Just a day earlier, a debate on the country’s name kicked up a political storm when an official G20 invite for foreign dignitaries with Indian president Draupadi Murmu referred to her as the “President of Bharat”.
The invite has fuelled rumours that the government is considering changing the country’s name to “Bharat”, a term that has its origins in the Sanskrit language and that is used colloquially to refer to India.
The new document designates Mr Modi as the “prime minister of Bharat” and not “prime minister of India”, which has been a decades-long format.
Photos showing the new document began circulating on Wednesday, ahead of Mr Modi’s diplomatic engagement for the 20th Asean (Association of Southeast Asian Nations)-India summit and the 18th East Asia summit.
While Mr Modi’s social media bio on Twitter/X still says “Prime Minister of India”, some leaders and government officials have begun using the term “Bharat”.
The ID cards of India’s officials at the G20 summit will also read “Bharat – Official”, revealing a robust international push by the Modi administration at the biggest international stage that will see the presence of Joe Biden, Rishi Sunak and other foreign leaders.
“Bharat”, the word that dates back to ancient Indian scriptures, has not been a commonly used term for India’s domestic and international correspondence ever since it gained independence from British rule in 1947.
Recent media reports have revealed that a “special session” of the Indian parliament taking place this month could be the venue for Mr Modi to announce its intention to officially rename the country.
A resolution to that effect could be taken up by the BJP in the upcoming “special session”, in which the usual question hour will not take place, and which is scheduled for 18-22 September, officials said last week.
Opposition leaders from the Congress party say they have no idea about the agenda of the session, and claim it has been “convened without any consultation with other political parties”.
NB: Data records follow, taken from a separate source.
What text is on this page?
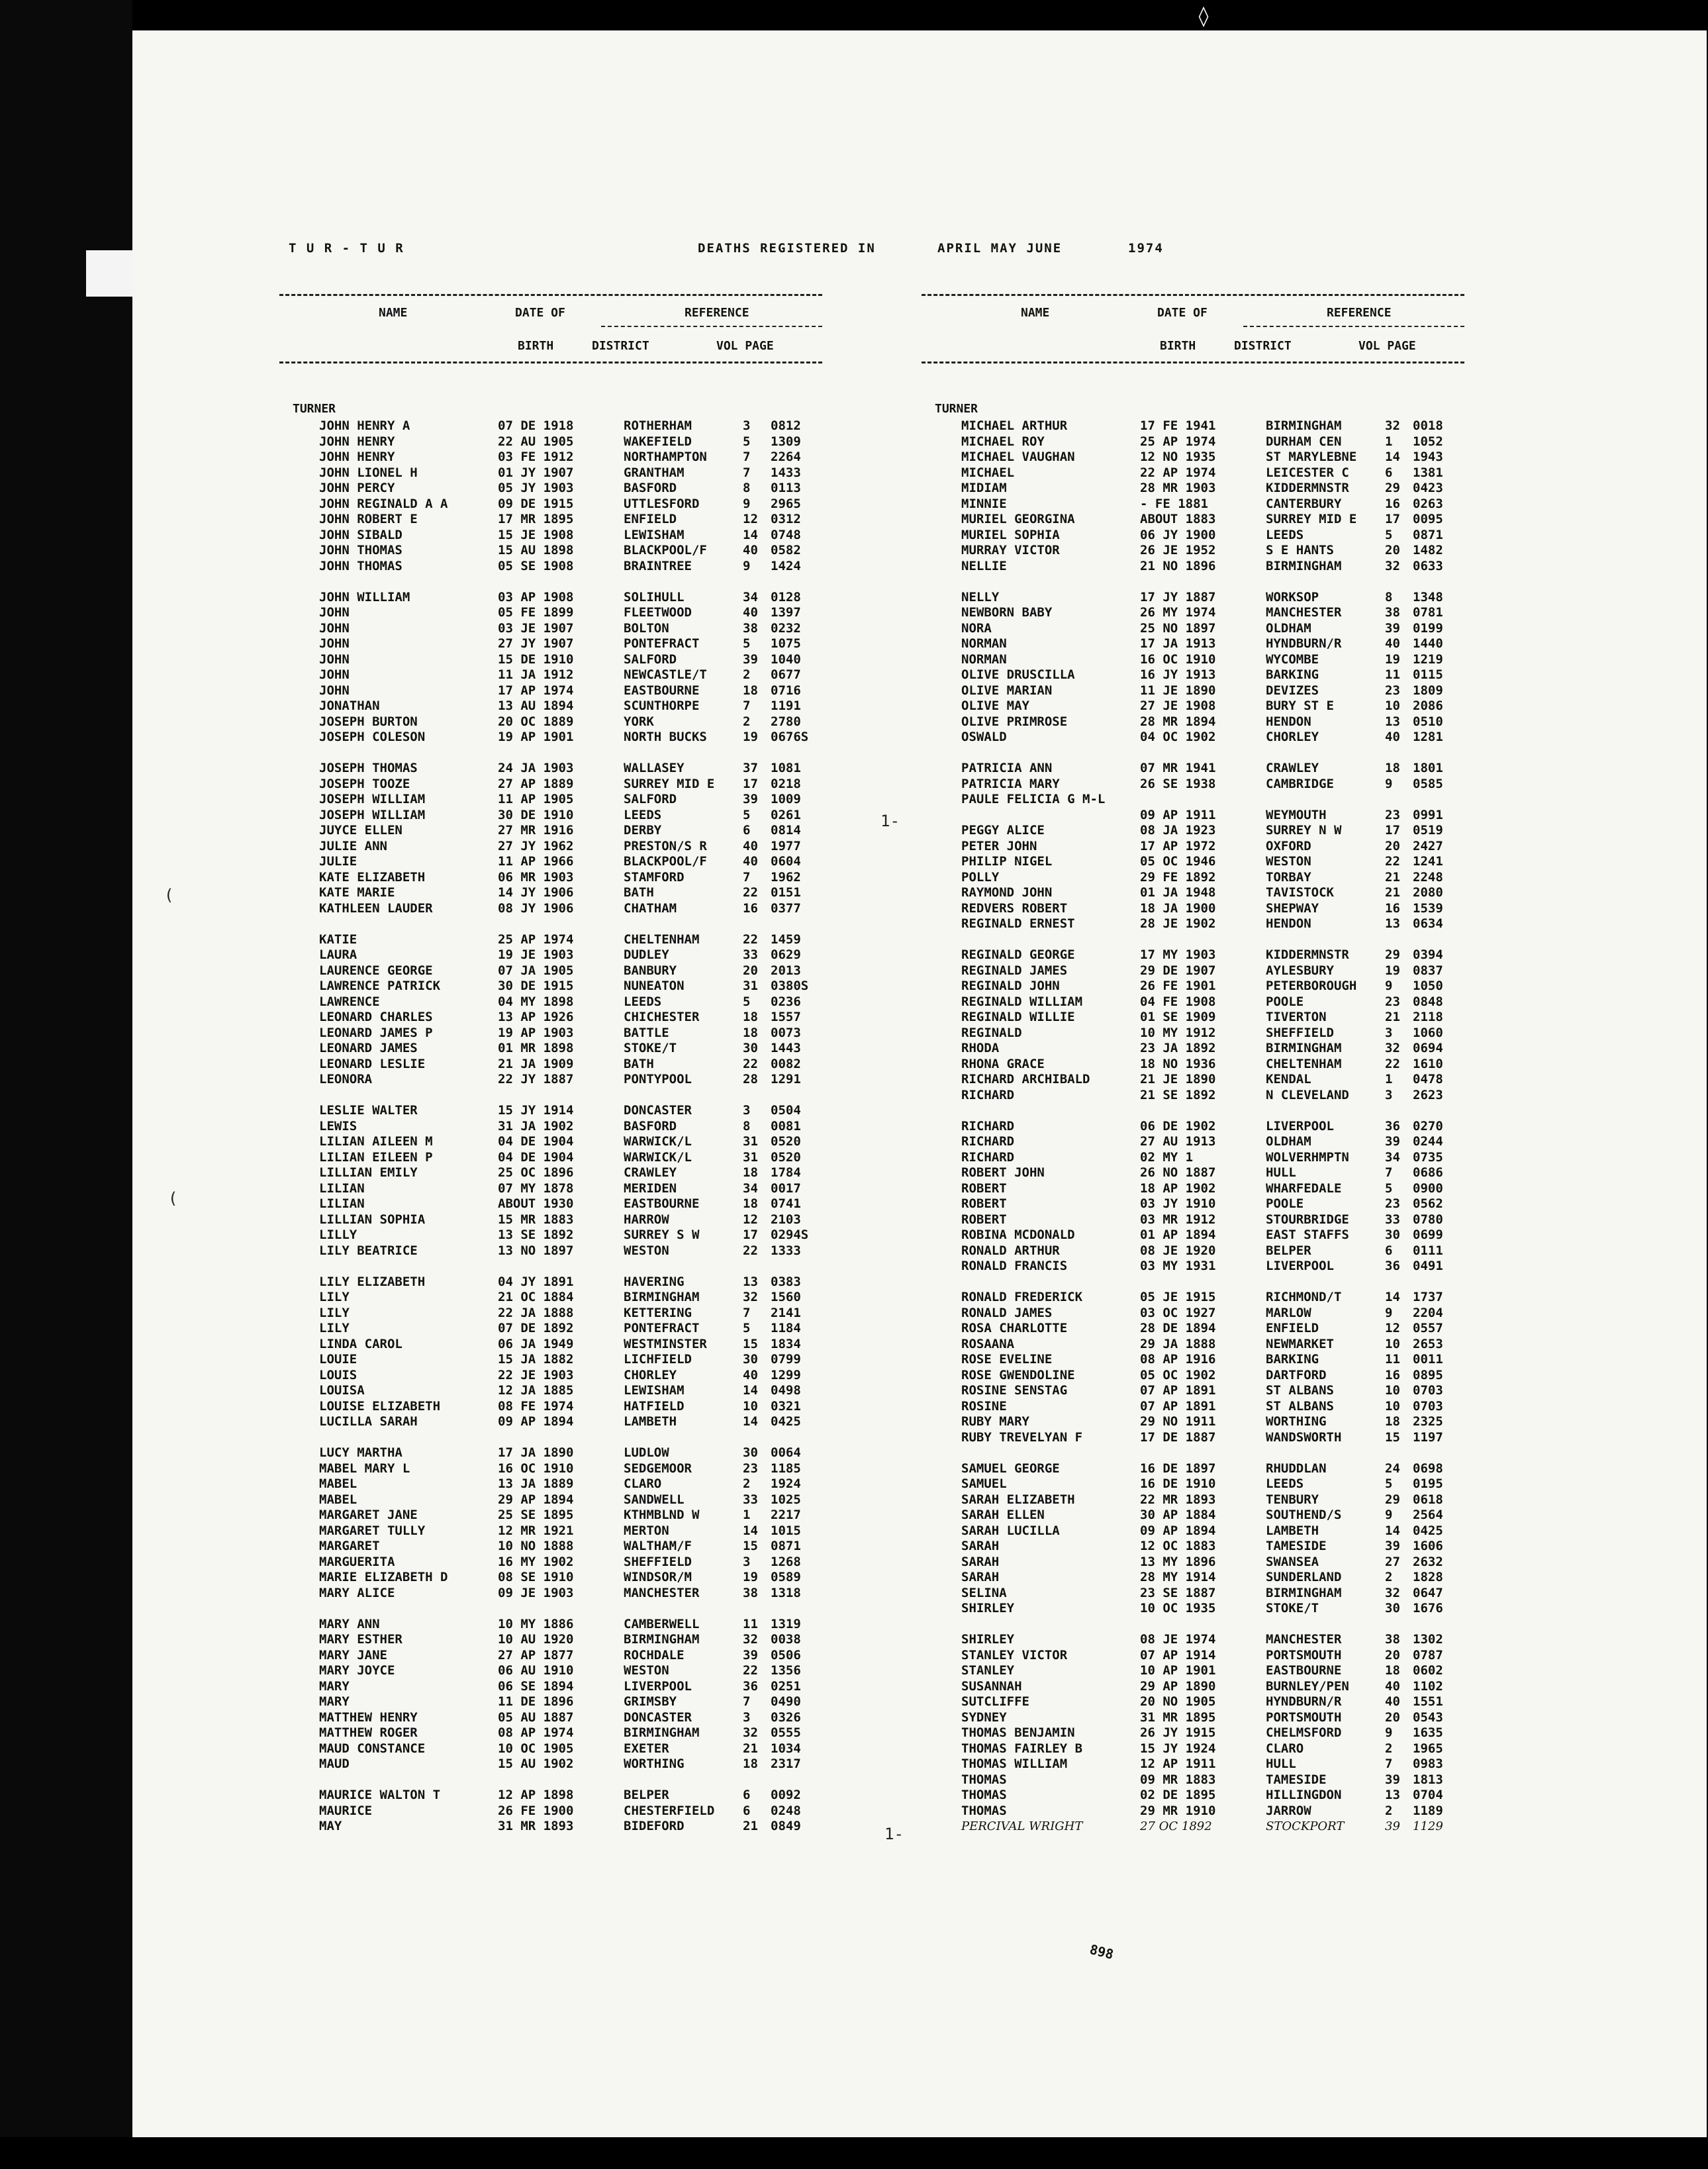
◊
T U R - T U R	DEATHS REGISTERED IN	APRIL MAY JUNE	1974
NAME	DATE OF
BIRTH
REFERENCE
DISTRICT	VOL PAGE
TURNER
JOHN HENRY A	07 DE 1918	ROTHERHAM	3 0812
JOHN HENRY	22 AU 1905	WAKEFIELD	5 1309
JOHN HENRY	03 FE 1912	NORTHAMPTON	7 2264
JOHN LIONEL H	01 JY 1907	GRANTHAM	7 1433
JOHN PERCY	05 JY 1903	BASFORD	8 0113
JOHN REGINALD A A	09 DE 1915	UTTLESFORD	9 2965
JOHN ROBERT E	17 MR 1895	ENFIELD	12 0312
JOHN SIBALD	15 JE 1908	LEWISHAM	14 0748
JOHN THOMAS	15 AU 1898	BLACKPOOL/F	40 0582
JOHN THOMAS	05 SE 1908	BRAINTREE	9 1424
JOHN WILLIAM	03 AP 1908	SOLIHULL	34 0128
JOHN	05 FE 1899	FLEETWOOD	40 1397
JOHN	03 JE 1907	BOLTON	38 0232
JOHN	27 JY 1907	PONTEFRACT	5 1075
JOHN	15 DE 1910	SALFORD	39 1040
JOHN	11 JA 1912	NEWCASTLE/T	2 0677
JOHN	17 AP 1974	EASTBOURNE	18 0716
JONATHAN	13 AU 1894	SCUNTHORPE	7 1191
JOSEPH BURTON	20 OC 1889	YORK	2 2780
JOSEPH COLESON	19 AP 1901	NORTH BUCKS	19 0676S
JOSEPH THOMAS	24 JA 1903	WALLASEY	37 1081
JOSEPH TOOZE	27 AP 1889	SURREY MID E 17 0218
JOSEPH WILLIAM	11 AP 1905	SALFORD	39 1009
JOSEPH WILLIAM	30 DE 1910	LEEDS	5 0261
JUYCE ELLEN	27 MR 1916	DERBY	6 0814
JULIE ANN	27 JY 1962	PRESTON/S R	40 1977
JULIE	11 AP 1966	BLACKPOOL/F	40 0604
KATE ELIZABETH	06 MR 1903	STAMFORD	7 1962
KATE MARIE	14 JY 1906	BATH	22 0151
KATHLEEN LAUDER	08 JY 1906	CHATHAM	16 0377
KATIE	25 AP 1974	CHELTENHAM	22 1459
LAURA	19 JE 1903	DUDLEY	33 0629
LAURENCE GEORGE	07 JA 1905	BANBURY	20 2013
LAWRENCE PATRICK	30 DE 1915	NUNEATON	31 0380S
LAWRENCE	04 MY 1898	LEEDS	5 0236
LEONARD CHARLES	13 AP 1926	CHICHESTER	18 1557
LEONARD JAMES P	19 AP 1903	BATTLE	18 0073
LEONARD JAMES	01 MR 1898	STOKE/T	30 1443
LEONARD LESLIE	21 JA 1909	BATH	22 0082
LEONORA	22 JY 1887	PONTYPOOL	28 1291
LESLIE WALTER	15 JY 1914	DONCASTER	3 0504
LEWIS	31 JA 1902	BASFORD	8 0081
LILIAN AILEEN M	04 DE 1904	WARWICK/L	31 0520
LILIAN EILEEN P	04 DE 1904	WARWICK/L	31 0520
LILLIAN EMILY	25 OC 1896	CRAWLEY	18 1784
LILIAN	07 MY 1878	MERIDEN	34 0017
LILIAN	ABOUT 1930	EASTBOURNE	18 0741
LILLIAN SOPHIA	15 MR 1883	HARROW	12 2103
LILLY	13 SE 1892	SURREY S W	17 0294S
LILY BEATRICE	13 NO 1897	WESTON	22 1333
LILY ELIZABETH	04 JY 1891	HAVERING	13 0383
LILY	21 OC 1884	BIRMINGHAM	32 1560
LILY	22 JA 1888	KETTERING	7 2141
LILY	07 DE 1892	PONTEFRACT	5 1184
LINDA CAROL	06 JA 1949	WESTMINSTER	15 1834
LOUIE	15 JA 1882	LICHFIELD	30 0799
LOUIS	22 JE 1903	CHORLEY	40 1299
LOUISA	12 JA 1885	LEWISHAM	14 0498
LOUISE ELIZABETH	08 FE 1974	HATFIELD	10 0321
LUCILLA SARAH	09 AP 1894	LAMBETH	14 0425
LUCY MARTHA	17 JA 1890	LUDLOW	30 0064
MABEL MARY L	16 OC 1910	SEDGEMOOR	23 1185
MABEL	13 JA 1889	CLARO	2 1924
MABEL	29 AP 1894	SANDWELL	33 1025
MARGARET JANE	25 SE 1895	KTHMBLND W	1 2217
MARGARET TULLY	12 MR 1921	MERTON	14 1015
MARGARET	10 NO 1888	WALTHAM/F	15 0871
MARGUERITA	16 MY 1902	SHEFFIELD	3 1268
MARIE ELIZABETH D	08 SE 1910	WINDSOR/M	19 0589
MARY ALICE	09 JE 1903	MANCHESTER	38 1318
MARY ANN	10 MY 1886	CAMBERWELL	11 1319
MARY ESTHER	10 AU 1920	BIRMINGHAM	32 0038
MARY JANE	27 AP 1877	ROCHDALE	39 0506
MARY JOYCE	06 AU 1910	WESTON	22 1356
MARY	06 SE 1894	LIVERPOOL	36 0251
MARY	11 DE 1896	GRIMSBY	7 0490
MATTHEW HENRY	05 AU 1887	DONCASTER	3 0326
MATTHEW ROGER	08 AP 1974	BIRMINGHAM	32 0555
MAUD CONSTANCE	10 OC 1905	EXETER	21 1034
MAUD	15 AU 1902	WORTHING	18 2317
MAURICE WALTON T	12 AP 1898	BELPER	6 0092
MAURICE	26 FE 1900	CHESTERFIELD 6 0248
MAY	31 MR 1893	BIDEFORD	21 0849
NAME	DATE OF
BIRTH
REFERENCE
DISTRICT	VOL PAGE
TURNER
MICHAEL ARTHUR	17 FE 1941	BIRMINGHAM	32 0018
MICHAEL ROY	25 AP 1974	DURHAM CEN	1 1052
MICHAEL VAUGHAN	12 NO 1935	ST MARYLEBNE 14 1943
MICHAEL	22 AP 1974	LEICESTER C	6 1381
MIDIAM	28 MR 1903	KIDDERMNSTR	29 0423
MINNIE	- FE 1881	CANTERBURY	16 0263
MURIEL GEORGINA	ABOUT 1883	SURREY MID E 17 0095
MURIEL SOPHIA	06 JY 1900	LEEDS	5 0871
MURRAY VICTOR	26 JE 1952	S E HANTS	20 1482
NELLIE	21 NO 1896	BIRMINGHAM	32 0633
NELLY	17 JY 1887	WORKSOP	8 1348
NEWBORN BABY	26 MY 1974	MANCHESTER	38 0781
NORA	25 NO 1897	OLDHAM	39 0199
NORMAN	17 JA 1913	HYNDBURN/R	40 1440
NORMAN	16 OC 1910	WYCOMBE	19 1219
OLIVE DRUSCILLA	16 JY 1913	BARKING	11 0115
OLIVE MARIAN	11 JE 1890	DEVIZES	23 1809
OLIVE MAY	27 JE 1908	BURY ST E	10 2086
OLIVE PRIMROSE	28 MR 1894	HENDON	13 0510
OSWALD	04 OC 1902	CHORLEY	40 1281
PATRICIA ANN	07 MR 1941	CRAWLEY	18 1801
PATRICIA MARY	26 SE 1938	CAMBRIDGE	9 0585
PAULE FELICIA G M-L
09 AP 1911	WEYMOUTH	23 0991
PEGGY ALICE	08 JA 1923	SURREY N W	17 0519
PETER JOHN	17 AP 1972	OXFORD	20 2427
PHILIP NIGEL	05 OC 1946	WESTON	22 1241
POLLY	29 FE 1892	TORBAY	21 2248
RAYMOND JOHN	01 JA 1948	TAVISTOCK	21 2080
REDVERS ROBERT	18 JA 1900	SHEPWAY	16 1539
REGINALD ERNEST	28 JE 1902	HENDON	13 0634
REGINALD GEORGE	17 MY 1903	KIDDERMNSTR	29 0394
REGINALD JAMES	29 DE 1907	AYLESBURY	19 0837
REGINALD JOHN	26 FE 1901	PETERBOROUGH 9 1050
REGINALD WILLIAM	04 FE 1908	POOLE	23 0848
REGINALD WILLIE	01 SE 1909	TIVERTON	21 2118
REGINALD	10 MY 1912	SHEFFIELD	3 1060
RHODA	23 JA 1892	BIRMINGHAM	32 0694
RHONA GRACE	18 NO 1936	CHELTENHAM	22 1610
RICHARD ARCHIBALD	21 JE 1890	KENDAL	1 0478
RICHARD	21 SE 1892	N CLEVELAND	3 2623
RICHARD	06 DE 1902	LIVERPOOL	36 0270
RICHARD	27 AU 1913	OLDHAM	39 0244
RICHARD	02 MY 1	WOLVERHMPTN	34 0735
ROBERT JOHN	26 NO 1887	HULL	7 0686
ROBERT	18 AP 1902	WHARFEDALE	5 0900
ROBERT	03 JY 1910	POOLE	23 0562
ROBERT	03 MR 1912	STOURBRIDGE	33 0780
ROBINA MCDONALD	01 AP 1894	EAST STAFFS	30 0699
RONALD ARTHUR	08 JE 1920	BELPER	6 0111
RONALD FRANCIS	03 MY 1931	LIVERPOOL	36 0491
RONALD FREDERICK	05 JE 1915	RICHMOND/T	14 1737
RONALD JAMES	03 OC 1927	MARLOW	9 2204
ROSA CHARLOTTE	28 DE 1894	ENFIELD	12 0557
ROSAANA	29 JA 1888	NEWMARKET	10 2653
ROSE EVELINE	08 AP 1916	BARKING	11 0011
ROSE GWENDOLINE	05 OC 1902	DARTFORD	16 0895
ROSINE SENSTAG	07 AP 1891	ST ALBANS	10 0703
ROSINE	07 AP 1891	ST ALBANS	10 0703
RUBY MARY	29 NO 1911	WORTHING	18 2325
RUBY TREVELYAN F	17 DE 1887	WANDSWORTH	15 1197
SAMUEL GEORGE	16 DE 1897	RHUDDLAN	24 0698
SAMUEL	16 DE 1910	LEEDS	5 0195
SARAH ELIZABETH	22 MR 1893	TENBURY	29 0618
SARAH ELLEN	30 AP 1884	SOUTHEND/S	9 2564
SARAH LUCILLA	09 AP 1894	LAMBETH	14 0425
SARAH	12 OC 1883	TAMESIDE	39 1606
SARAH	13 MY 1896	SWANSEA	27 2632
SARAH	28 MY 1914	SUNDERLAND	2 1828
SELINA	23 SE 1887	BIRMINGHAM	32 0647
SHIRLEY	10 OC 1935	STOKE/T	30 1676
SHIRLEY	08 JE 1974	MANCHESTER	38 1302
STANLEY VICTOR	07 AP 1914	PORTSMOUTH	20 0787
STANLEY	10 AP 1901	EASTBOURNE	18 0602
SUSANNAH	29 AP 1890	BURNLEY/PEN	40 1102
SUTCLIFFE	20 NO 1905	HYNDBURN/R	40 1551
SYDNEY	31 MR 1895	PORTSMOUTH	20 0543
THOMAS BENJAMIN	26 JY 1915	CHELMSFORD	9 1635
THOMAS FAIRLEY B	15 JY 1924	CLARO	2 1965
THOMAS WILLIAM	12 AP 1911	HULL	7 0983
THOMAS	09 MR 1883	TAMESIDE	39 1813
THOMAS	02 DE 1895	HILLINGDON	13 0704
THOMAS	29 MR 1910	JARROW	2 1189
PERCIVAL WRIGHT	27 OC 1892	STOCKPORT	39 1129
1-
1-
(
(
898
The “special session” marks a departure from the existing format of the three parliament sessions that are currently held.
Opposition leaders have questioned the haste and intention behind the rumoured name change without any explanation from the federal administration.
Indian officials have not confirmed reports to that effect, nor have they explained the expulsion of “India” from the high-profile G20 invites and identity cards.
“PM Modi is now having a problem with the India name and he is changing its name to ‘Bharat’. The whole world is laughing at him,” said senior Congress spokesperson Pawan Khera.
“We have no problem that you hate us, our ideology and our leaders but do not hate India, Indians,” he said.
The 9-10 September summit, which groups the world’s 19 wealthiest countries plus the European Union, is particularly important for Mr Modi ahead of the 2024 election in which he faces a now seemingly united opposition bloc.
Coincidentally, the rumours of the name change have come as the overall opposition rebranded itself “INDIA”, short for the Indian National Developmental Inclusive Alliance, in July.
Ahead of the G20 summit, historical monuments, airports and major landmarks have projected this year’s G20 logo – an image of a globe inside a lotus, using the colours of the Indian flag.
The opposition says it is no coincidence that the lotus is also the election symbol of Mr Modi’s BJP.